Postfix snapshot 20180826 introduces server support for RFC 3030
CHUNKING (the BDAT command) without BINARYMIME, in both smtpd(8)
and postscreen(8).

Impact on existing configurations:
----------------------------------

- There are no changes for smtpd_mumble_restrictions, smtpd_proxy_filter,
  smtpd_milters, or for postscreen settings, except for the additional
  option to suppress the SMTP server's CHUNKING service announcement,
  for example, with:

  /etc/postfix/main.cf:
      smtpd_discard_ehlo_keywords = chunking

- There are no changes in the Postfix queue file content, no changes
  for down-stream SMTP servers or after-queue content filters, and
  no changes in the envelope or message content that Milters will
  receive.

Example SMTP session
--------------------

The main differences are that the Postfix SMTP server announces
"CHUNKING" support in the EHLO response, and that instead of sending
one DATA request, the remote SMTP client may send one or more BDAT
requests. In the example below, "S:" indicates server responses,
and "C:" indicates client requests.

    S: 220 server.example.com
    C: EHLO client.example.com
    S: 250-server.example.com
    S: 250-PIPELINING
    S: 250-...more announcements...
    S: 250 CHUNKING
    C: MAIL FROM:<sen...@example.com>
    S: 250 2.1.0 Ok
    C: RCPT TO:<recipi...@example.com>
    S: 250 2.1.5 Ok
    C: BDAT 10000
    C: ..followed by 10000 bytes...
    S: 250 2.0.0 Ok: 10000 bytes
    C: BDAT 123
    C: ..followed by 123 bytes...
    S: 250 2.0.0 Ok: 123 bytes
    C: BDAT 0 LAST
    S: 250 2.0.0 Ok: 10123 bytes queued as 41yYhh41qmznjbD
    C: QUIT
    S: 221 2.0.0 Bye

Internally in Postfix, there is no difference between mail that was
received with BDAT or with DATA. Postfix smtpd_mumble_restrictions,
policy delegation queries, smtpd_proxy_filter and Milters all behave
as if Postfix received (MAIL + RCPT + DATA + end-of-data). However,
Postfix will log BDAT-related failures as "xxx after BDAT" to avoid
complicating troubleshooting (xxx = 'lost connection' or 'timeout'),
and will log a warning when a client sends a malformed BDAT command.

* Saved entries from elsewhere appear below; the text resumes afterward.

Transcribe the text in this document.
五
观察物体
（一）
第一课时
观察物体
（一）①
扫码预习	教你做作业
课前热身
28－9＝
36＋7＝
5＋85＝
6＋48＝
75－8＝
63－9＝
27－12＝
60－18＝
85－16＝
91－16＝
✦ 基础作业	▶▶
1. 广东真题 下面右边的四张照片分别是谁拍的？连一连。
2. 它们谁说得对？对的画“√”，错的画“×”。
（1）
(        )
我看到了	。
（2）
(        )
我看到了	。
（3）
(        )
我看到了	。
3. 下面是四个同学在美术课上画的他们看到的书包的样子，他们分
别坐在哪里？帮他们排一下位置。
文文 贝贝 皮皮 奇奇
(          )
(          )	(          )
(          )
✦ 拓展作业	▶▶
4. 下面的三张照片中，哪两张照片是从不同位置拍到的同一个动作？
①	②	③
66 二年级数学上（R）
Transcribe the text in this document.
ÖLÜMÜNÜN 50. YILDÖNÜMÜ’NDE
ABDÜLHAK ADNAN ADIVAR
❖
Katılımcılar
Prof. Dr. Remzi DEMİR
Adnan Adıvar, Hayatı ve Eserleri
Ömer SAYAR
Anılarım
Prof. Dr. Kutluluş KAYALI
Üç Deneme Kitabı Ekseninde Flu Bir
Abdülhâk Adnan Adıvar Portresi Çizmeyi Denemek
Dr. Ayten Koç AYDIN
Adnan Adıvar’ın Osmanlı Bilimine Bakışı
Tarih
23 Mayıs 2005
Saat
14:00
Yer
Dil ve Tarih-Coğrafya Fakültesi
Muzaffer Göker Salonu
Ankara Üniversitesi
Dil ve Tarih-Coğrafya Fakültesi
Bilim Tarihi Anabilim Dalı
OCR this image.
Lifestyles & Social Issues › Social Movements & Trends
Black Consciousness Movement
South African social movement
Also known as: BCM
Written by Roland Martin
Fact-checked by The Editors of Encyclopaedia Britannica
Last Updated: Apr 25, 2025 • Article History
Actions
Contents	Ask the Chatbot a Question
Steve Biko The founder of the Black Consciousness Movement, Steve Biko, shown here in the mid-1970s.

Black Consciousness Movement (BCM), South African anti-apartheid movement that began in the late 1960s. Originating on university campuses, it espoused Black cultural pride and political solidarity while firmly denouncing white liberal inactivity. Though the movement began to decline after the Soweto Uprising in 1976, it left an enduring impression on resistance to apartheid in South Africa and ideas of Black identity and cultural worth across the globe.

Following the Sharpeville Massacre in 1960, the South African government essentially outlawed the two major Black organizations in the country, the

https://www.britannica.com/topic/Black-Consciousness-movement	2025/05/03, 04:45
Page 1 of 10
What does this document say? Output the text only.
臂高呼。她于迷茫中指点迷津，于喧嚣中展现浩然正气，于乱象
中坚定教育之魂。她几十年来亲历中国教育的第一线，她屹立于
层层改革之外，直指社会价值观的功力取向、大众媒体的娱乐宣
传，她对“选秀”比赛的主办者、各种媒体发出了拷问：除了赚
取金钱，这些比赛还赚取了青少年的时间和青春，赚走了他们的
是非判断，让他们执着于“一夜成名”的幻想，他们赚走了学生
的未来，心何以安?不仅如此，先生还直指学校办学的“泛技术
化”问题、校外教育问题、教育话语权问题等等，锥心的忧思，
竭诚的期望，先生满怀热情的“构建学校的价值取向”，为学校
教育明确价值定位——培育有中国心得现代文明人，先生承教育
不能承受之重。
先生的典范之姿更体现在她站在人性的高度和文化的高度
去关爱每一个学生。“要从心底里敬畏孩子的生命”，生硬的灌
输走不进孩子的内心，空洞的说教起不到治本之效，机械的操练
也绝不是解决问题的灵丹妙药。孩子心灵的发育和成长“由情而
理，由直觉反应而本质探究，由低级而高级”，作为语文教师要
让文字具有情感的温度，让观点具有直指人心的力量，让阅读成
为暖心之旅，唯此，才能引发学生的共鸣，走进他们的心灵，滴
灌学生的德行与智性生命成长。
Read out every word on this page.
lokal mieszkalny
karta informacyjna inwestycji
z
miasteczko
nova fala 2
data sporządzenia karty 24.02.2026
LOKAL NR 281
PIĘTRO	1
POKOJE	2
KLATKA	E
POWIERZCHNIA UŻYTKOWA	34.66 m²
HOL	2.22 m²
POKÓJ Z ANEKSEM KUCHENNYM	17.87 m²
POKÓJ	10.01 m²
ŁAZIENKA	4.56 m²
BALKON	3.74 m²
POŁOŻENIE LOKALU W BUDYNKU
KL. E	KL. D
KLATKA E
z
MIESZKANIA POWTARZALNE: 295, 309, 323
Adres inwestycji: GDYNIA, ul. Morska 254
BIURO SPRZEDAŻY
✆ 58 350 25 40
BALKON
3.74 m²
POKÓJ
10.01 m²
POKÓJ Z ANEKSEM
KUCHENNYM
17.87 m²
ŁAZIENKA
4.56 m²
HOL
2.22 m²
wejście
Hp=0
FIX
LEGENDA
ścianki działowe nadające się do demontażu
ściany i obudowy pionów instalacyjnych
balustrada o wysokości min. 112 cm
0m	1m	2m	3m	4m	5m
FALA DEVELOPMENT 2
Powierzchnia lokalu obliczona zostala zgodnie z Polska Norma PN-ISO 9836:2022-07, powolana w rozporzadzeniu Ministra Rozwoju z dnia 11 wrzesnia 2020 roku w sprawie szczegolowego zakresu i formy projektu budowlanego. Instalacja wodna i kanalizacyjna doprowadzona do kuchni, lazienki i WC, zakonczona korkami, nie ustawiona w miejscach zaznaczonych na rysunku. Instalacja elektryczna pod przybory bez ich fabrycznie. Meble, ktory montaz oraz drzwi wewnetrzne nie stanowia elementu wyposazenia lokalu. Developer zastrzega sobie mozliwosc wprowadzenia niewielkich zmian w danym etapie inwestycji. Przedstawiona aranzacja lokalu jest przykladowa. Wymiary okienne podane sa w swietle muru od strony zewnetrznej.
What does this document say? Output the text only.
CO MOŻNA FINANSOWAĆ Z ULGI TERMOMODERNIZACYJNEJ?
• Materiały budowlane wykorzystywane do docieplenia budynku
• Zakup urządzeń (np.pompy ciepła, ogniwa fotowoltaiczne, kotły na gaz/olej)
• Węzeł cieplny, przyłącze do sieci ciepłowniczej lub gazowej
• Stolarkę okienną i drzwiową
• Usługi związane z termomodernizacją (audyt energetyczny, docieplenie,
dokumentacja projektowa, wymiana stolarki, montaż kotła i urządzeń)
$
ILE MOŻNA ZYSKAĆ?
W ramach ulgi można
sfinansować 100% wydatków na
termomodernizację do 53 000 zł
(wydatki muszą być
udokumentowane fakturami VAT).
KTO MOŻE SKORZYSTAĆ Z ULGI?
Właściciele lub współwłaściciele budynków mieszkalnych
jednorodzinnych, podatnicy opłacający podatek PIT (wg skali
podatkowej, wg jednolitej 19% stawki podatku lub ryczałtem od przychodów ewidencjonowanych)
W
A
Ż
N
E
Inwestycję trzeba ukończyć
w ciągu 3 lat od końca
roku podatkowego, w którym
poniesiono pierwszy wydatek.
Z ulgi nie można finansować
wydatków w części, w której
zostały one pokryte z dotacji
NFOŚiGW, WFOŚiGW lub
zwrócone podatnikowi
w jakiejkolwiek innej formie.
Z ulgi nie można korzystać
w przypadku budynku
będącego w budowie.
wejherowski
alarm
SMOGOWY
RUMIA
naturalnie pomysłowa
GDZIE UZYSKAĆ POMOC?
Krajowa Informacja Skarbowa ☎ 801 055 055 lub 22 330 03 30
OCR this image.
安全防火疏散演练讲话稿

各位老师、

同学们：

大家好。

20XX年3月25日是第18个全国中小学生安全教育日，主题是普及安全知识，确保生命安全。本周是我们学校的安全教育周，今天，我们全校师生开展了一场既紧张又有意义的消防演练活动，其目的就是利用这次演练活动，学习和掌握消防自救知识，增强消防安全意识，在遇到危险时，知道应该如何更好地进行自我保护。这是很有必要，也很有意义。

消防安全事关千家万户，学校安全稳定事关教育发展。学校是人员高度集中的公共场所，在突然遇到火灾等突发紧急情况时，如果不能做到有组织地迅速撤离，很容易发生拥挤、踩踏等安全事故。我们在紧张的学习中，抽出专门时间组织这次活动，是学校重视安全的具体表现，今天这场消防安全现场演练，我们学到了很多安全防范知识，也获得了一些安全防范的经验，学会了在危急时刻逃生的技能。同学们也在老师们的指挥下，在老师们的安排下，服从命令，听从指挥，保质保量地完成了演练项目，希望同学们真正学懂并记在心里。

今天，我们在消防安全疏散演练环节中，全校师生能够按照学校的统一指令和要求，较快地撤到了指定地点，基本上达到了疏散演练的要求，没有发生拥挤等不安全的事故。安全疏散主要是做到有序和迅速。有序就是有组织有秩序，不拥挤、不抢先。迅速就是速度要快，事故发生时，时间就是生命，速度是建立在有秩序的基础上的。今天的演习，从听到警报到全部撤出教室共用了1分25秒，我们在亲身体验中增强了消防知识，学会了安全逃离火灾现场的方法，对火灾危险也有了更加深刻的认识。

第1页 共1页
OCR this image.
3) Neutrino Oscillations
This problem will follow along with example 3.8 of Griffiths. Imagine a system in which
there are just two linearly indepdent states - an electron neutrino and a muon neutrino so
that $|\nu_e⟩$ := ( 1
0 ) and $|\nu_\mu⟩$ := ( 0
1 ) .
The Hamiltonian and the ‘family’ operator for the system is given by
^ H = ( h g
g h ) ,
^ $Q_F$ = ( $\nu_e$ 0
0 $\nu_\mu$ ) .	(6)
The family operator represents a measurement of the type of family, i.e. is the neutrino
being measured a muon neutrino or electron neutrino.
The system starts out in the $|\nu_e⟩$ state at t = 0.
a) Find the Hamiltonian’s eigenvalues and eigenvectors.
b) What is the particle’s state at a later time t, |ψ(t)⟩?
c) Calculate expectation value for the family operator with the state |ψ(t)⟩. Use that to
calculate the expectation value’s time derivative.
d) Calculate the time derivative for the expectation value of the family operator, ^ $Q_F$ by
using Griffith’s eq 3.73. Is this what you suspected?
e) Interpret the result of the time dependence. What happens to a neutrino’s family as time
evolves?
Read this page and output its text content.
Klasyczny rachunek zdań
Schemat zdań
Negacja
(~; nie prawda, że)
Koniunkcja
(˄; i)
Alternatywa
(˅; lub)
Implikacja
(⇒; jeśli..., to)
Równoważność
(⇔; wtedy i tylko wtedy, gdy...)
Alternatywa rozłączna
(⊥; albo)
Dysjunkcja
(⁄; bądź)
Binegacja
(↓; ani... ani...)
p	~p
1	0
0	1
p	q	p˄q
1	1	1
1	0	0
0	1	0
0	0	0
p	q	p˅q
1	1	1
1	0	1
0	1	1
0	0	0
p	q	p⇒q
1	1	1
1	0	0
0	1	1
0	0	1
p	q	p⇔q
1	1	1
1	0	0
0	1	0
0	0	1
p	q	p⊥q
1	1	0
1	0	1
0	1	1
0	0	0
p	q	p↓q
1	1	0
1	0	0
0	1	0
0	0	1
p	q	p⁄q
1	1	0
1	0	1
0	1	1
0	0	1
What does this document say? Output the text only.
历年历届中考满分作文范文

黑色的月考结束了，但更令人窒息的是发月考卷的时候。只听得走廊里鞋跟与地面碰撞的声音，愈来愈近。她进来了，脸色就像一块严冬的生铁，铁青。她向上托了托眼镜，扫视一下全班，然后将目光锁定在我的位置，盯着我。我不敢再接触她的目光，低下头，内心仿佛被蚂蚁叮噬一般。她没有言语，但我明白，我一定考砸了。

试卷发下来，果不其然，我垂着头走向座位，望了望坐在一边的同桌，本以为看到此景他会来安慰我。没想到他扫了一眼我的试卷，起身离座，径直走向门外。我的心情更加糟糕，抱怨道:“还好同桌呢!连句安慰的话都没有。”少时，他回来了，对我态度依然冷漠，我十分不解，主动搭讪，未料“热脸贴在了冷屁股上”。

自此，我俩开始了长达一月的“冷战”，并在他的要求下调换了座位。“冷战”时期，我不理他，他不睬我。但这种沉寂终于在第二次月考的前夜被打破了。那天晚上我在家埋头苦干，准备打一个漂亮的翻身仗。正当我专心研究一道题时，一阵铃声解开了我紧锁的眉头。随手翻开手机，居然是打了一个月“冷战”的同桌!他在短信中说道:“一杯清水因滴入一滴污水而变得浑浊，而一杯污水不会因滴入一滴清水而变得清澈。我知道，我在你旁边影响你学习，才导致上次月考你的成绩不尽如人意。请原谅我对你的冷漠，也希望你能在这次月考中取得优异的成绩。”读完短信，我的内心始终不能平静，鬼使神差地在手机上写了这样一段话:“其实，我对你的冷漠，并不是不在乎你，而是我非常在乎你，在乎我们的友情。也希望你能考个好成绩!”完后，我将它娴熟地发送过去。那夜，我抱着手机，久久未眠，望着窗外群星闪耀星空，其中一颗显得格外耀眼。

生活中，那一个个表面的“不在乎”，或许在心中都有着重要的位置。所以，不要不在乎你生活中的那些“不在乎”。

Benefits of CHUNKING (BDAT) support without BINARYMIME:
-------------------------------------------------------

Support for CHUNKING (BDAT) was added to improve interoperability
with some clients, a benefit that would reportedly exist even without
Postfix support for BINARYMIME.

Postfix does not support BINARYMIME at this time because:

- BINARYMIME support would require moderately invasive changes to
  support email content that is not line-oriented. With BINARYMIME,
  the Content-Length: header specifies the length of arbitrary
  content that has no line boundaries. Without BINARYMIME, binary
  content is base64-encoded, and formatted as lines of text.

- There is no conversion of BINARYMIME to a line-oriented 8BITMIME
  form that is compatible with legacy systems including UNIX mbox.
  The available options are to convert binary content into one of
  the 7bit forms (base64 or quoted-printable), or to return email
  as undeliverable. Any conversion would break digital signatures,
  so it would have to happen before signing.

Downsides of CHUNKING (BDAT) support:
-------------------------------------

The RFC 3030 authors did not specify any limitations on how clients
may pipeline commands (i.e. send commands without waiting for a
server response). If a server announces PIPELINING support, like
Postfix does, then a remote SMTP client can pipeline all commands
following EHLO, for example, MAIL/RCPT/BDAT/BDAT/MAIL/RCPT/BDAT,
without ever having to wait for a server response. This means that
with BDAT, the Postfix SMTP server cannot distinguish between a
well-behaved client and a spambot, based on their command pipelining
behavior. If you require "reject_unauth_pipelining" to block spambots,
turn off the CHUNKING support announcement as described above.